Background: A high prevalence of sleep apnea syndrome (SAS) of 54%-80% has been reported in patients with end-stage renal disease (ESRD). However, these studies were either done in highly selected small patient groups or without objective data using questionnaires only.
Patients and methods: We, therefore, studied the prevalence of SAS in a large, unselected group of patients with ESRD. During a 6-month period 77 out of 84 unselected patients with ESRD filled out the sleep apnea questionnaire of the University of Marburg and the Epworth Sleepiness Scale. In 55 of these patients, snoring sounds, heart rate, body position and transcapillary arterial oxygen saturation were recorded with an ambulatory device during the night after hemodialysis.
Results: In the questionnaires, 70.3% of the patients reported of an excessive day-time sleepiness, 40.5% of unwillingly falling asleep during the daytime and 35.2% rated their ability to concentrate as decreased. 30.9% (40% male/15% female) of the patients showed evidence of sleep-disordered breathing with an apnea-hypopnea-index (AHI) equal or more than 5/hour. 16.4% (20% male/10% female) of the patients met the diagnostic criteria of SAS. Neither dialysis and biochemical data nor anamnestic parameters measured by the questionnaires correlated significantly with sleep-disordered breathing.

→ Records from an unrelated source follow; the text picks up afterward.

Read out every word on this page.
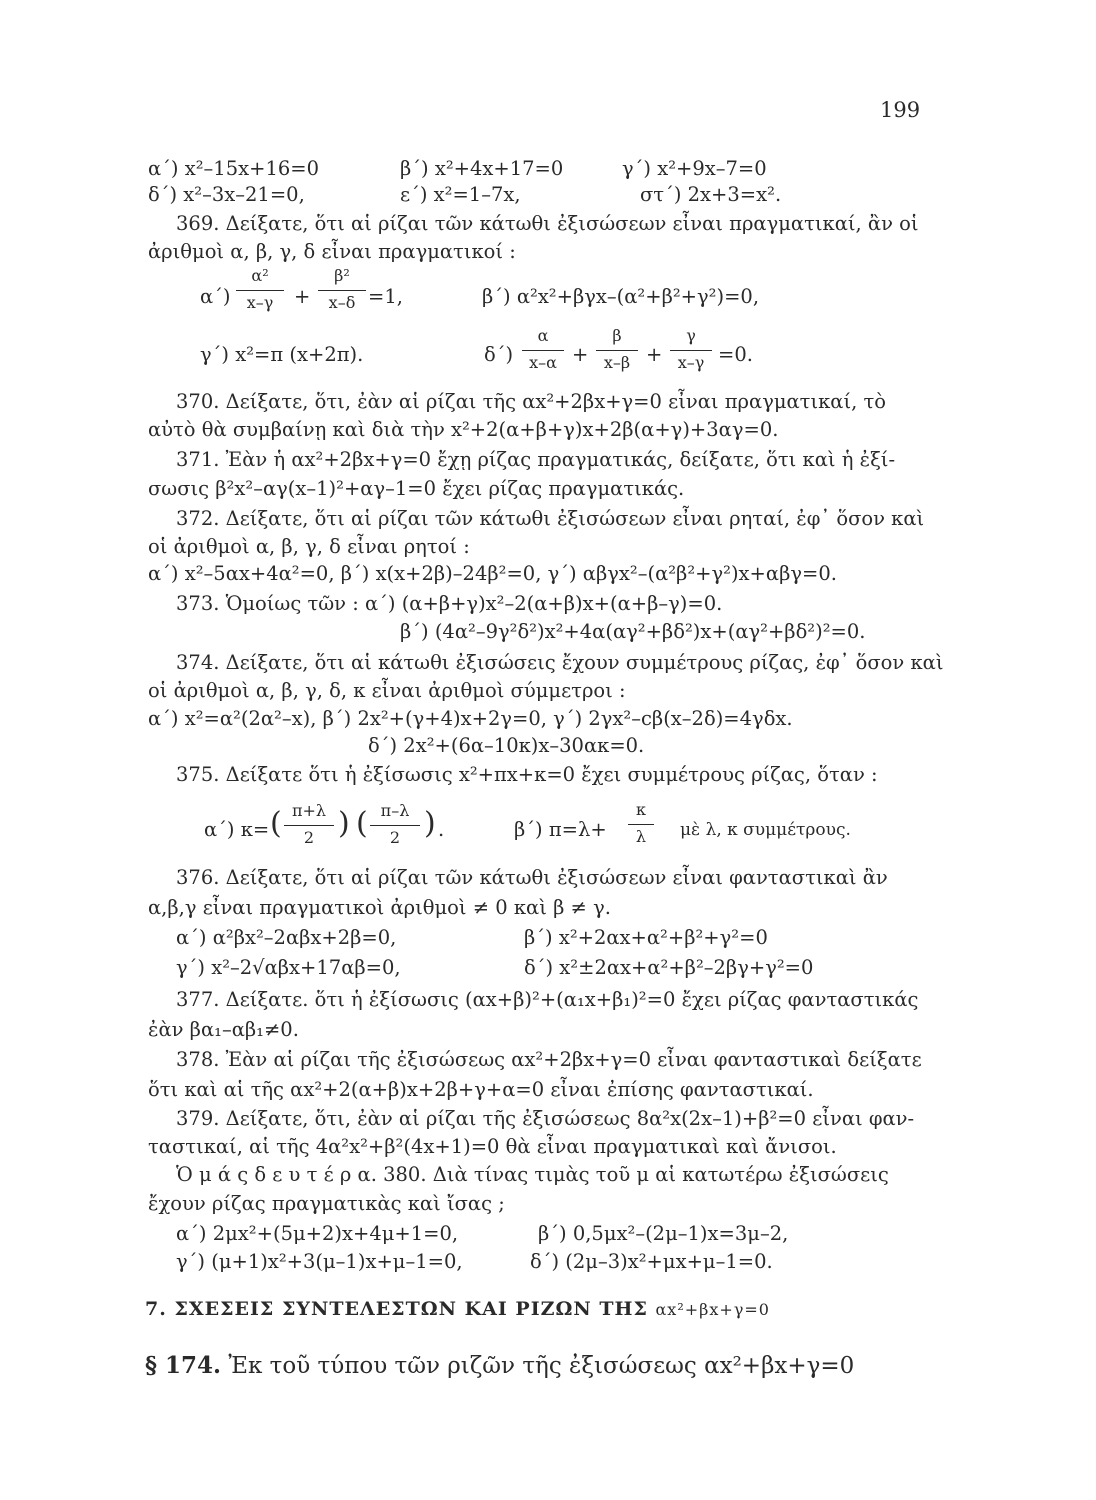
199
α΄) x²–15x+16=0	β΄) x²+4x+17=0	γ΄) x²+9x–7=0
δ΄) x²–3x–21=0,	ε΄) x²=1–7x,	στ΄) 2x+3=x².
369. Δείξατε, ὅτι αἱ ρίζαι τῶν κάτωθι ἐξισώσεων εἶναι πραγματικαί, ἂν οἱ
ἀριθμοὶ α, β, γ, δ εἶναι πραγματικοί :
α΄)
α²
x–γ	+
β²
x–δ =1,	β΄) α²x²+βγx–(α²+β²+γ²)=0,
γ΄) x²=π (x+2π).	δ΄)
α
x–α +
β
x–β +
γ
x–γ =0.
370. Δείξατε, ὅτι, ἐὰν αἱ ρίζαι τῆς αx²+2βx+γ=0 εἶναι πραγματικαί, τὸ
αὐτὸ θὰ συμβαίνῃ καὶ διὰ τὴν x²+2(α+β+γ)x+2β(α+γ)+3αγ=0.
371. Ἐὰν ἡ αx²+2βx+γ=0 ἔχῃ ρίζας πραγματικάς, δείξατε, ὅτι καὶ ἡ ἐξί-
σωσις β²x²–αγ(x–1)²+αγ–1=0 ἔχει ρίζας πραγματικάς.
372. Δείξατε, ὅτι αἱ ρίζαι τῶν κάτωθι ἐξισώσεων εἶναι ρηταί, ἐφ᾽ ὅσον καὶ
οἱ ἀριθμοὶ α, β, γ, δ εἶναι ρητοί :
α΄) x²–5αx+4α²=0, β΄) x(x+2β)–24β²=0, γ΄) αβγx²–(α²β²+γ²)x+αβγ=0.
373. Ὁμοίως τῶν : α΄) (α+β+γ)x²–2(α+β)x+(α+β–γ)=0.
β΄) (4α²–9γ²δ²)x²+4α(αγ²+βδ²)x+(αγ²+βδ²)²=0.
374. Δείξατε, ὅτι αἱ κάτωθι ἐξισώσεις ἔχουν συμμέτρους ρίζας, ἐφ᾽ ὅσον καὶ
οἱ ἀριθμοὶ α, β, γ, δ, κ εἶναι ἀριθμοὶ σύμμετροι :
α΄) x²=α²(2α²–x), β΄) 2x²+(γ+4)x+2γ=0, γ΄) 2γx²–cβ(x–2δ)=4γδx.
δ΄) 2x²+(6α–10κ)x–30ακ=0.
375. Δείξατε ὅτι ἡ ἐξίσωσις x²+πx+κ=0 ἔχει συμμέτρους ρίζας, ὅταν :
α΄) κ= ( π+λ
2 ) ( π–λ
2 ) .	β΄) π=λ+
κ
λ	μὲ λ, κ συμμέτρους.
376. Δείξατε, ὅτι αἱ ρίζαι τῶν κάτωθι ἐξισώσεων εἶναι φανταστικαὶ ἂν
α,β,γ εἶναι πραγματικοὶ ἀριθμοὶ ≠ 0 καὶ β ≠ γ.
α΄) α²βx²–2αβx+2β=0,	β΄) x²+2αx+α²+β²+γ²=0
γ΄) x²–2√αβx+17αβ=0,	δ΄) x²±2αx+α²+β²–2βγ+γ²=0
377. Δείξατε. ὅτι ἡ ἐξίσωσις (αx+β)²+(α₁x+β₁)²=0 ἔχει ρίζας φανταστικάς
ἐὰν βα₁–αβ₁≠0.
378. Ἐὰν αἱ ρίζαι τῆς ἐξισώσεως αx²+2βx+γ=0 εἶναι φανταστικαὶ δείξατε
ὅτι καὶ αἱ τῆς αx²+2(α+β)x+2β+γ+α=0 εἶναι ἐπίσης φανταστικαί.
379. Δείξατε, ὅτι, ἐὰν αἱ ρίζαι τῆς ἐξισώσεως 8α²x(2x–1)+β²=0 εἶναι φαν-
ταστικαί, αἱ τῆς 4α²x²+β²(4x+1)=0 θὰ εἶναι πραγματικαὶ καὶ ἄνισοι.
Ὁ μ ά ς δ ε υ τ έ ρ α. 380. Διὰ τίνας τιμὰς τοῦ μ αἱ κατωτέρω ἐξισώσεις
ἔχουν ρίζας πραγματικὰς καὶ ἴσας ;
α΄) 2μx²+(5μ+2)x+4μ+1=0,	β΄) 0,5μx²–(2μ–1)x=3μ–2,
γ΄) (μ+1)x²+3(μ–1)x+μ–1=0,	δ΄) (2μ–3)x²+μx+μ–1=0.
7. ΣΧΕΣΕΙΣ ΣΥΝΤΕΛΕΣΤΩΝ ΚΑΙ ΡΙΖΩΝ ΤΗΣ αx²+βx+γ=0
§ 174. Ἐκ τοῦ τύπου τῶν ριζῶν τῆς ἐξισώσεως αx²+βx+γ=0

Conclusion: The prevalence of SAS in this large unselected patient group was not as high as previously reported, but it is still considerably higher than in the general population. Objective recordings are essential, as questionnaires overestimate the prevalence of SAS in patients with ESRD. As SAS promotes hypertension and impairs quality of life, ESRD patients might benefit from a treatment of concomitant SAS.